Page MenuHomePhabricator

RESTbase: Turn off pre-generation and caching for parsoid endpoints
Open, Needs TriagePublic

Description

Once the primary remaining consumer of the parsoid endpoints in RESTbase (namely PCS) has been switched to using MW core endpoints, we can and should turn off pre-generation and caching for the parsoid endpoints in RESTbase.

NOTE: we could do this even while T339865 hasn't been implemented: since the parsoid endpoints in core are backed by the parser cache, just proxying their response should be fast enough.
NOTE: We probably still need purge events for the edge caches. Or can we just use a low fixed TTL? Public callers of the API should migrate to the core endpoints anyway.
NOTE: Turning off pre-generation for parsoid in RESTbase means we are no longer doign any parsing (and caching) on the MediaWiki parsoid cluster either. This means that all of the parsing will need to happen on the jobrunner cluster. To test out how much load this will generate, we can turn off cache writes in the MediaWiki parsoid endpoints by tweaking the TemporaryParsoidHandlerParserCacheWriteRatio setting.

Event Timeline

daniel added a subscriber: Eevans.
daniel updated the task description. (Show Details)

Change 932175 had a related patch set uploaded (by Daniel Kinzler; author: Daniel Kinzler):

[operations/mediawiki-config@master] enwiki: Disable PC writes in parsoid endpoints

https://gerrit.wikimedia.org/r/932175

MSantos edited projects, added Parsoid (Tracking); removed Parsoid.

Change 932175 merged by jenkins-bot:

[operations/mediawiki-config@master] Parsoid: Disable PC writes on frwiki

https://gerrit.wikimedia.org/r/932175

Mentioned in SAL (#wikimedia-operations) [2023-06-26T13:15:57Z] <daniel@deploy1002> Started scap: Backport for [[gerrit:932175|Parsoid: Disable PC writes on frwiki (T339867)]]

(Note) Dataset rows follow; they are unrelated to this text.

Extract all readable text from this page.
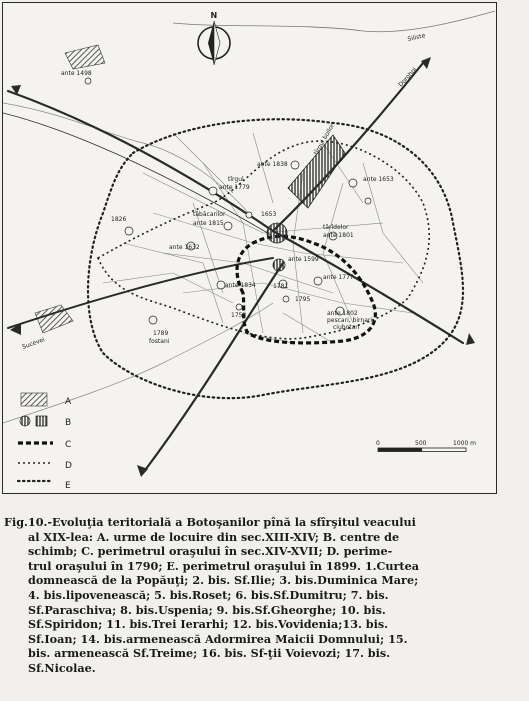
ante 1498
tîrgul boilor
ante 1838
ante 1653
tîrgul
ante 1779
1826
tăbăcarilor
ante 1815
1653
tărîdelor
ante 1801
ante 1632
ante 1599
ante 1777
ante 1834
1795
1781
ante 1802
pescari, birnari
ciubotari
1753
1789
fostani
Sucevei
Dorohoi
Siliste
N
0	500	1000 m
A
B
C
D
E
Fig.10.-Evoluţia teritorială a Botoşanilor pînă la sfîrşitul veacului
al XIX-lea: A. urme de locuire din sec.XIII-XIV; B. centre de
schimb; C. perimetrul oraşului în sec.XIV-XVII; D. perime-
trul oraşului în 1790; E. perimetrul oraşului în 1899. 1.Curtea
domnească de la Popăuţi; 2. bis. Sf.Ilie; 3. bis.Duminica Mare;
4. bis.lipovenească; 5. bis.Roset; 6. bis.Sf.Dumitru; 7. bis.
Sf.Paraschiva; 8. bis.Uspenia; 9. bis.Sf.Gheorghe; 10. bis.
Sf.Spiridon; 11. bis.Trei Ierarhi; 12. bis.Vovidenia;13. bis.
Sf.Ioan; 14. bis.armenească Adormirea Maicii Domnului; 15.
bis. armenească Sf.Treime; 16. bis. Sf-ţii Voievozi; 17. bis.
Sf.Nicolae.
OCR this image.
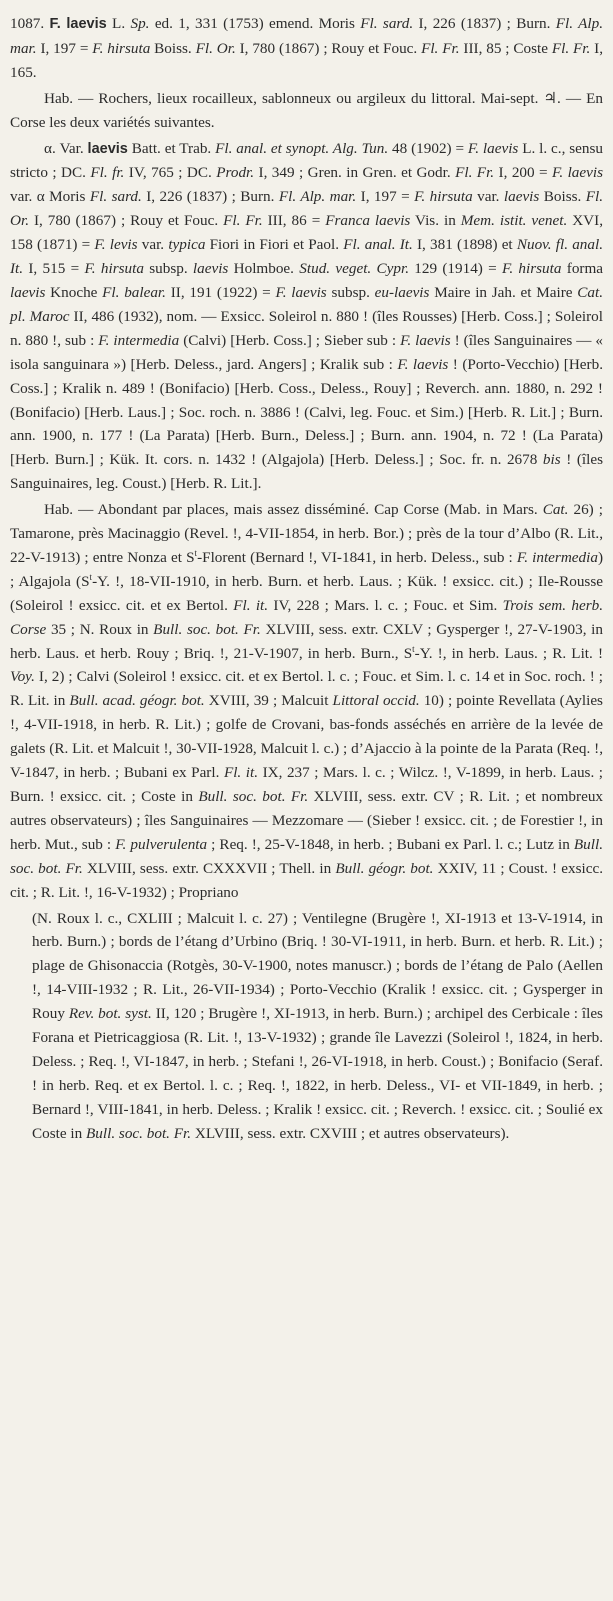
1087. F. laevis L. Sp. ed. 1, 331 (1753) emend. Moris Fl. sard. I, 226 (1837) ; Burn. Fl. Alp. mar. I, 197 = F. hirsuta Boiss. Fl. Or. I, 780 (1867) ; Rouy et Fouc. Fl. Fr. III, 85 ; Coste Fl. Fr. I, 165.

Hab. — Rochers, lieux rocailleux, sablonneux ou argileux du littoral. Mai-sept. ♃. — En Corse les deux variétés suivantes.

α. Var. laevis Batt. et Trab. Fl. anal. et synopt. Alg. Tun. 48 (1902) = F. laevis L. l. c., sensu stricto ; DC. Fl. fr. IV, 765 ; DC. Prodr. I, 349 ; Gren. in Gren. et Godr. Fl. Fr. I, 200 = F. laevis var. α Moris Fl. sard. I, 226 (1837) ; Burn. Fl. Alp. mar. I, 197 = F. hirsuta var. laevis Boiss. Fl. Or. I, 780 (1867) ; Rouy et Fouc. Fl. Fr. III, 86 = Franca laevis Vis. in Mem. istit. venet. XVI, 158 (1871) = F. levis var. typica Fiori in Fiori et Paol. Fl. anal. It. I, 381 (1898) et Nuov. fl. anal. It. I, 515 = F. hirsuta subsp. laevis Holmboe. Stud. veget. Cypr. 129 (1914) = F. hirsuta forma laevis Knoche Fl. balear. II, 191 (1922) = F. laevis subsp. eu-laevis Maire in Jah. et Maire Cat. pl. Maroc II, 486 (1932), nom. — Exsicc. Soleirol n. 880 ! (îles Rousses) [Herb. Coss.] ; Soleirol n. 880 !, sub : F. intermedia (Calvi) [Herb. Coss.] ; Sieber sub : F. laevis ! (îles Sanguinaires — « isola sanguinara ») [Herb. Deless., jard. Angers] ; Kralik sub : F. laevis ! (Porto-Vecchio) [Herb. Coss.] ; Kralik n. 489 ! (Bonifacio) [Herb. Coss., Deless., Rouy] ; Reverch. ann. 1880, n. 292 ! (Bonifacio) [Herb. Laus.] ; Soc. roch. n. 3886 ! (Calvi, leg. Fouc. et Sim.) [Herb. R. Lit.] ; Burn. ann. 1900, n. 177 ! (La Parata) [Herb. Burn., Deless.] ; Burn. ann. 1904, n. 72 ! (La Parata) [Herb. Burn.] ; Kük. It. cors. n. 1432 ! (Algajola) [Herb. Deless.] ; Soc. fr. n. 2678 bis ! (îles Sanguinaires, leg. Coust.) [Herb. R. Lit.].

Hab. — Abondant par places, mais assez disséminé. Cap Corse (Mab. in Mars. Cat. 26) ; Tamarone, près Macinaggio (Revel. !, 4-VII-1854, in herb. Bor.) ; près de la tour d’Albo (R. Lit., 22-V-1913) ; entre Nonza et $S^t$-Florent (Bernard !, VI-1841, in herb. Deless., sub : F. intermedia) ; Algajola ($S^t-Y$. !, 18-VII-1910, in herb. Burn. et herb. Laus. ; Kük. ! exsicc. cit.) ; Ile-Rousse (Soleirol ! exsicc. cit. et ex Bertol. Fl. it. IV, 228 ; Mars. l. c. ; Fouc. et Sim. Trois sem. herb. Corse 35 ; N. Roux in Bull. soc. bot. Fr. XLVIII, sess. extr. CXLV ; Gysperger !, 27-V-1903, in herb. Laus. et herb. Rouy ; Briq. !, 21-V-1907, in herb. Burn., $S^t-Y$. !, in herb. Laus. ; R. Lit. ! Voy. I, 2) ; Calvi (Soleirol ! exsicc. cit. et ex Bertol. l. c. ; Fouc. et Sim. l. c. 14 et in Soc. roch. ! ; R. Lit. in Bull. acad. géogr. bot. XVIII, 39 ; Malcuit Littoral occid. 10) ; pointe Revellata (Aylies !, 4-VII-1918, in herb. R. Lit.) ; golfe de Crovani, bas-fonds asséchés en arrière de la levée de galets (R. Lit. et Malcuit !, 30-VII-1928, Malcuit l. c.) ; d’Ajaccio à la pointe de la Parata (Req. !, V-1847, in herb. ; Bubani ex Parl. Fl. it. IX, 237 ; Mars. l. c. ; Wilcz. !, V-1899, in herb. Laus. ; Burn. ! exsicc. cit. ; Coste in Bull. soc. bot. Fr. XLVIII, sess. extr. CV ; R. Lit. ; et nombreux autres observateurs) ; îles Sanguinaires — Mezzomare — (Sieber ! exsicc. cit. ; de Forestier !, in herb. Mut., sub : F. pulverulenta ; Req. !, 25-V-1848, in herb. ; Bubani ex Parl. l. c.; Lutz in Bull. soc. bot. Fr. XLVIII, sess. extr. CXXXVII ; Thell. in Bull. géogr. bot. XXIV, 11 ; Coust. ! exsicc. cit. ; R. Lit. !, 16-V-1932) ; Propriano

(N. Roux l. c., CXLIII ; Malcuit l. c. 27) ; Ventilegne (Brugère !, XI-1913 et 13-V-1914, in herb. Burn.) ; bords de l’étang d’Urbino (Briq. ! 30-VI-1911, in herb. Burn. et herb. R. Lit.) ; plage de Ghisonaccia (Rotgès, 30-V-1900, notes manuscr.) ; bords de l’étang de Palo (Aellen !, 14-VIII-1932 ; R. Lit., 26-VII-1934) ; Porto-Vecchio (Kralik ! exsicc. cit. ; Gysperger in Rouy Rev. bot. syst. II, 120 ; Brugère !, XI-1913, in herb. Burn.) ; archipel des Cerbicale : îles Forana et Pietricaggiosa (R. Lit. !, 13-V-1932) ; grande île Lavezzi (Soleirol !, 1824, in herb. Deless. ; Req. !, VI-1847, in herb. ; Stefani !, 26-VI-1918, in herb. Coust.) ; Bonifacio (Seraf. ! in herb. Req. et ex Bertol. l. c. ; Req. !, 1822, in herb. Deless., VI- et VII-1849, in herb. ; Bernard !, VIII-1841, in herb. Deless. ; Kralik ! exsicc. cit. ; Reverch. ! exsicc. cit. ; Soulié ex Coste in Bull. soc. bot. Fr. XLVIII, sess. extr. CXVIII ; et autres observateurs).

Mentioned in SAL (#wikimedia-operations) [2023-06-26T13:17:23Z] <daniel@deploy1002> daniel: Backport for [[gerrit:932175|Parsoid: Disable PC writes on frwiki (T339867)]] synced to the testservers: mwdebug2002.codfw.wmnet, mwdebug1001.eqiad.wmnet, mwdebug1002.eqiad.wmnet, mwdebug2001.codfw.wmnet

Mentioned in SAL (#wikimedia-operations) [2023-06-26T13:26:18Z] <daniel@deploy1002> Finished scap: Backport for [[gerrit:932175|Parsoid: Disable PC writes on frwiki (T339867)]] (duration: 10m 20s)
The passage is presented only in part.